La strada indicata dall’autore passa attraverso la cura, l’attenzione, la perizia da disciplinati artigiani della parola, sia nello scrivere che nel parlare, ma ancor più nell’esercizio passivo della lingua: quando ascoltiamo e quando leggiamo. Carofiglio sottolinea come nei sistemi totalitari si assista sempre all’impoverimento della lingua, alla scomparsa delle parole del dubbio in favore degli slogan del potere, al trionfo lento, feroce e impercettibile dei luoghi comuni che impediscono di ragionare. Questo libro sembra volerci avvisare del rischio imminente e già in atto del degenerare del linguaggio pubblico e politico, nel quale termini come “popolo, libertà, amore, democrazia” sono stati progressivamente usurpati e svuotati di senso. Se è vero, come sta scritto nell’incipit del Vangelo di Giovanni, che «in principio era il Verbo», la Parola, è a questo logos che distingue l’uomo da tutte le altre creature viventi che bisogna ridare linfa vitale. Carofiglio lo fa nella seconda parte del libro, dove compie un’indagine su alcune parole chiave quali “vergogna, giustizia, ribellione, bellezza” e “scelta”, parole primarie, spesso gravemente svuotate. Il suo tentativo è dunque quello di riempirle, restituire loro vita, perché le parole impoverite di senso sono, come scrisse il filosofo francese Brice Parain, «pistole scariche».

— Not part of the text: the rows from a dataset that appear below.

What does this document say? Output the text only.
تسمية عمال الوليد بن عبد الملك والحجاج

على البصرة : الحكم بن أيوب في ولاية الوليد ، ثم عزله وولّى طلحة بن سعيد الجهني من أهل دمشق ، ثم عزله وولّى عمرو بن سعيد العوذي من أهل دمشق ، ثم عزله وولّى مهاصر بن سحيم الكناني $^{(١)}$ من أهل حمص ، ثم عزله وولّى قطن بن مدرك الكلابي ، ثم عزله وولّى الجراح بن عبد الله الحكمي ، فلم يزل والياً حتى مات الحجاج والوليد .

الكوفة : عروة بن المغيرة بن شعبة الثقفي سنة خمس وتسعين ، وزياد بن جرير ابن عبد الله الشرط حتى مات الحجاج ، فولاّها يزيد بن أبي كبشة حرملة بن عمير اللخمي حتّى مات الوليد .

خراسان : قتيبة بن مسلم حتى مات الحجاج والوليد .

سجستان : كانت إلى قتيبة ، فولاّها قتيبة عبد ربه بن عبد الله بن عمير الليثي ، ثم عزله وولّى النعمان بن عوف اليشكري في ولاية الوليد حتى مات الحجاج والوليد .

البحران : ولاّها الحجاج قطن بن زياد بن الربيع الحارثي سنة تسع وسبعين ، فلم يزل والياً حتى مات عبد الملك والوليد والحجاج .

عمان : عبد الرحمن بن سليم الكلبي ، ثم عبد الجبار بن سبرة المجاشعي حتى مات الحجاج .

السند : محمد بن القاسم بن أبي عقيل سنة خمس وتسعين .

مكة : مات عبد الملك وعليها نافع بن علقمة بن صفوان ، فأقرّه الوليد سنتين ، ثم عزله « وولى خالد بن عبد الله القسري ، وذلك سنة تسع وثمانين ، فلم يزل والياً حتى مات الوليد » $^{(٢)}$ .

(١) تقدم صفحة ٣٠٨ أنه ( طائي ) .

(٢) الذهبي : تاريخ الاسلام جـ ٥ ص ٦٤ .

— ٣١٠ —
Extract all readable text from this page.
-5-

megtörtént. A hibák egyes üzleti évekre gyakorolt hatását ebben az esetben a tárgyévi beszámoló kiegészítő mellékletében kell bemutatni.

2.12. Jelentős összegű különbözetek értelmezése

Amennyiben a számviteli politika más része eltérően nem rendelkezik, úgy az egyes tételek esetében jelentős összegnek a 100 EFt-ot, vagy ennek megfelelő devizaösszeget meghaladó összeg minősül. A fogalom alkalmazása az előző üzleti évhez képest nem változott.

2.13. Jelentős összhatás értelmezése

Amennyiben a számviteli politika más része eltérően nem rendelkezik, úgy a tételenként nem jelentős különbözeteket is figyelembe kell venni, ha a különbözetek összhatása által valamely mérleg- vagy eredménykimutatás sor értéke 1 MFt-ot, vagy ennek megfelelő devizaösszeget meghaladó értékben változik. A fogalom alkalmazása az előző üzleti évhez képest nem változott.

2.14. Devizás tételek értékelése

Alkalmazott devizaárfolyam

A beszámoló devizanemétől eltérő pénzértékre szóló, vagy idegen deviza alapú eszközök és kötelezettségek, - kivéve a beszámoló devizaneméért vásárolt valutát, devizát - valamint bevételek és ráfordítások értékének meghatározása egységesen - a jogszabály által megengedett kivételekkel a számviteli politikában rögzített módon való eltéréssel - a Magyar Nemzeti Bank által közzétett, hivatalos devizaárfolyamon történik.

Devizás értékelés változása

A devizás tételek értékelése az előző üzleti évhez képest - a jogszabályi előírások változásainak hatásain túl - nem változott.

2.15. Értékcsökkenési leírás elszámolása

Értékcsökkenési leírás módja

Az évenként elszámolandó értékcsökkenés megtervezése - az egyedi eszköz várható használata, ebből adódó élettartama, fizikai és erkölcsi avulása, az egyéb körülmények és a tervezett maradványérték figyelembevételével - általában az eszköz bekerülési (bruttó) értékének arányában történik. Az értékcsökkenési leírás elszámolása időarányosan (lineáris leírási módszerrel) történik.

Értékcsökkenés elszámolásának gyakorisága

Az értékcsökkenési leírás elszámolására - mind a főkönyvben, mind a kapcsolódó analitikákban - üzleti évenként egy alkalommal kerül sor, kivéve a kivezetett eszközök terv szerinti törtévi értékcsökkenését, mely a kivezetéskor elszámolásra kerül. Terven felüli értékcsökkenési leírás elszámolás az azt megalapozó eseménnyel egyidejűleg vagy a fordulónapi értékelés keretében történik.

Carofiglio ci conduce da un termine all’altro, utilizzando i riferimenti e gli esempi più disparati, letterari, politici, poetici, filosofici. Ci ritroviamo così a riscoprire il significato della parola “speranza” da un discorso di Barack Obama, di “bellezza” intesa come “saggezza” da un passo di Susan Sontag, o ancora di “scelta” come il contrario di “indifferenza” dalle pagine di una rivista di Antonio Gramsci. Chiudono il saggio una parte dedicata alle parole del Diritto e un corposo apparato di note bibliografiche, curato dalla ricercatrice di Filologia classica Margherita Losacco, senza le cui intuizioni molti spunti del libro non sarebbero stati possibili.